The sky isn't falling here, even if the Orioles are. And frankly, whatever waits around the bend shouldn't surprise. I sincerely hope you weren't fooled.

They're not the Tampa Bay Rays. Not yet, at least.

If you study the box scores and not the standings, it looks like the Orioles have already arrived at the season's crossroads - and both the offense and the pitchers opted to switch directions.

While the pitchers (particularly the bullpen) carried this team through long stretches of the schedule, it's the hitters who have surprisingly been sustaining the fight in recent games. In losing six of their past seven, the Orioles have been outscored only 52-49.

A team that not long ago led the majors in one-run wins has now lost four straight one-run games, the latest courtesy of George Sherrill's blown save last night.

The echoes calling for hitting coach Terry Crowley's head had barely dimmed, but all of a sudden the offense is the only thing that seems to be working. Nick Markakis and Aubrey Huff are hitting everything in sight, the team finally seems to realize what "run support" means, and you couldn't ask for more timely hits.

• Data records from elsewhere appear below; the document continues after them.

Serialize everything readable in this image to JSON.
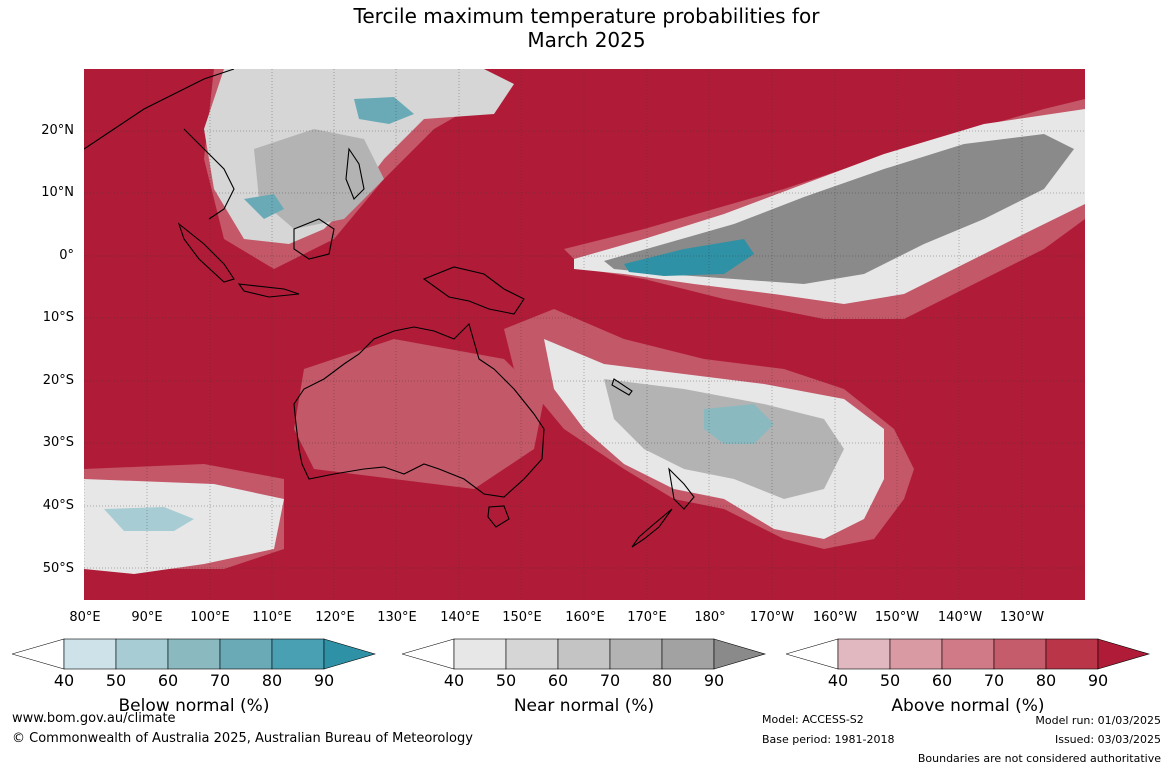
{
  "title": {
    "line1": "Tercile maximum temperature probabilities for",
    "line2": "March 2025"
  },
  "map": {
    "lat_labels": [
      "20°N",
      "10°N",
      "0°",
      "10°S",
      "20°S",
      "30°S",
      "40°S",
      "50°S"
    ],
    "lon_labels": [
      "80°E",
      "90°E",
      "100°E",
      "110°E",
      "120°E",
      "130°E",
      "140°E",
      "150°E",
      "160°E",
      "170°E",
      "180°",
      "170°W",
      "160°W",
      "150°W",
      "140°W",
      "130°W"
    ]
  },
  "legends": {
    "below": {
      "label": "Below normal (%)",
      "ticks": [
        "40",
        "50",
        "60",
        "70",
        "80",
        "90"
      ],
      "colors": [
        "#ffffff",
        "#cde3e9",
        "#a8ccd3",
        "#8bb9c0",
        "#6aaab7",
        "#4aa0b3",
        "#2f91a5"
      ]
    },
    "near": {
      "label": "Near normal (%)",
      "ticks": [
        "40",
        "50",
        "60",
        "70",
        "80",
        "90"
      ],
      "colors": [
        "#ffffff",
        "#e7e7e7",
        "#d6d6d6",
        "#c4c4c4",
        "#b3b3b3",
        "#a2a2a2",
        "#8a8a8a"
      ]
    },
    "above": {
      "label": "Above normal (%)",
      "ticks": [
        "40",
        "50",
        "60",
        "70",
        "80",
        "90"
      ],
      "colors": [
        "#ffffff",
        "#e2b8c0",
        "#d99aa4",
        "#cf7a86",
        "#c55c6b",
        "#bb3549",
        "#b01c38"
      ]
    }
  },
  "footer": {
    "website": "www.bom.gov.au/climate",
    "copyright": "© Commonwealth of Australia 2025, Australian Bureau of Meteorology",
    "model": "Model: ACCESS-S2",
    "base_period": "Base period: 1981-2018",
    "model_run": "Model run: 01/03/2025",
    "issued": "Issued: 03/03/2025",
    "disclaimer": "Boundaries are not considered authoritative"
  }
}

Elsewhere, though, the team gives the impression that the season is wearing on it. The Orioles managed to dodge injuries the first few months and took advantage of many fortunate hops. But recently their pitchers have been making a beeline from the mound to the disabled list, infielders are committing more mental errors than high-schoolers whose parents are out of town, and the shortstop position is a nightly question mark.

It has resembled a bad American Idol audition tape on some nights, where you can't help but cringe and turn away.

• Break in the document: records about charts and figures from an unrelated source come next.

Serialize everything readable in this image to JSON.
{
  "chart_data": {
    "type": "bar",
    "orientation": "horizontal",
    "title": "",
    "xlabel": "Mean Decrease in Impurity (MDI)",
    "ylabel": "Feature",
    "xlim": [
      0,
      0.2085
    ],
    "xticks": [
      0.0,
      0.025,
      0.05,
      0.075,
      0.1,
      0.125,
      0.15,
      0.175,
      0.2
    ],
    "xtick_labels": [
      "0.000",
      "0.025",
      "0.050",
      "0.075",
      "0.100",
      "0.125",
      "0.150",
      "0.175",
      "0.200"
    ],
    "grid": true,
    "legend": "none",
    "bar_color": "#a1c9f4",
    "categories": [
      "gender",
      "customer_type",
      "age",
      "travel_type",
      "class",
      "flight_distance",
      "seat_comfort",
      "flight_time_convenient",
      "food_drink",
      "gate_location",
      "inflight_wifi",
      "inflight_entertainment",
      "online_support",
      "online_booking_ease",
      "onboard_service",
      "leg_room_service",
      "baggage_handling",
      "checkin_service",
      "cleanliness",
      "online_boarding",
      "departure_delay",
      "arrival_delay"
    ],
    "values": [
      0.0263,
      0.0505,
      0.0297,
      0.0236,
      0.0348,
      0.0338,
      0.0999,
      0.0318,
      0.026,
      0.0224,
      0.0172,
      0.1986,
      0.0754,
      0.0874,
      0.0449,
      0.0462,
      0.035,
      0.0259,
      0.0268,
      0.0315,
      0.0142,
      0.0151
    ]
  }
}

All that said, nothing the Orioles do over the final stretch of the season should take away from their modest accomplishments through mid-July.

I don't expect them to finish above .500, but based on what we've seen, it is fair to expect them to play hard, to go nine full innings every night and to make every game interesting.

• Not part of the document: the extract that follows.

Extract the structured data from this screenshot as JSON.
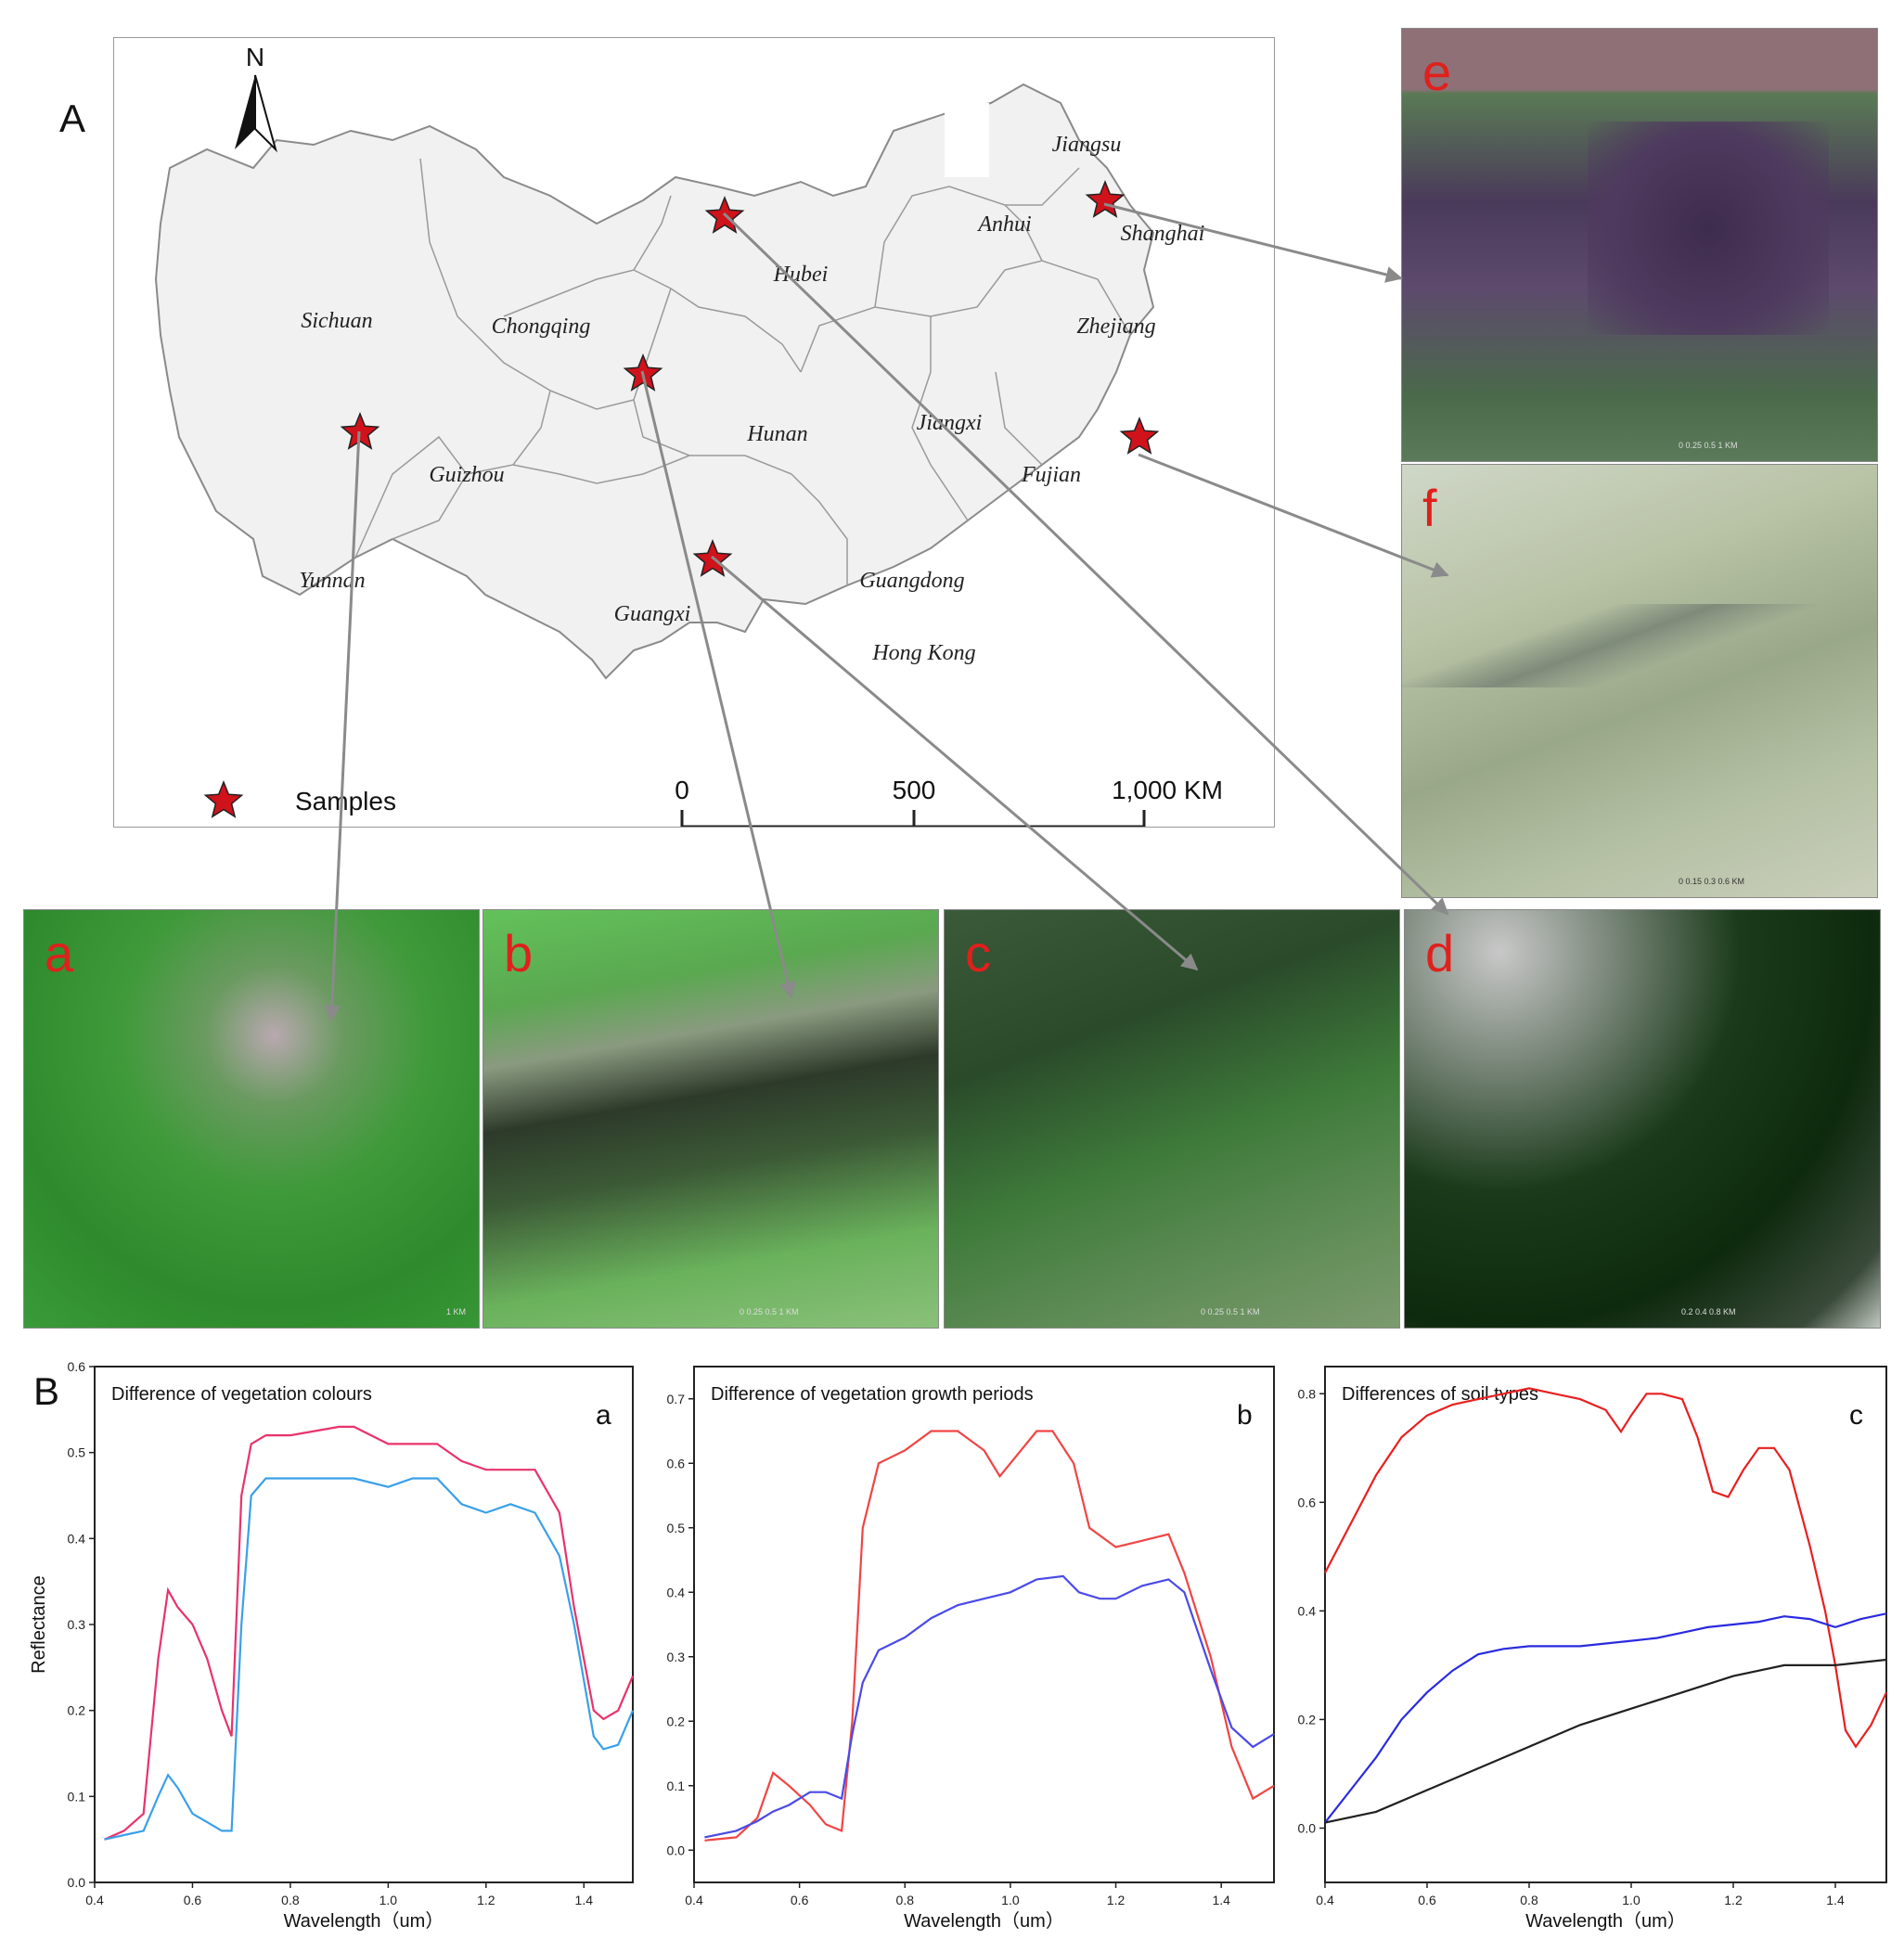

This season was never about wins and losses. It was about changing a culture. Entering the All-Star break, the Orioles have set a promising tone, if not a realistic pace.

I don't expect them to keep up the wins. I do expect them to keep playing the same style of baseball.

"We'll keep plugging away," manager Dave Trembley promised before last night's game.

He noted that more than half of the Orioles' games have been decided by two runs or fewer. Sometimes the Orioles won those, and sometimes they lost. If, at season's end, fans look at this team and think, "Close, but not quite there," that would be a good sign.

When you're watching a pot and waiting for the water to boil, it's OK to pause and reflect. The Orioles, though - whether it's mid-July or late September - aren't looking for a report card; they're still best served by progress reports.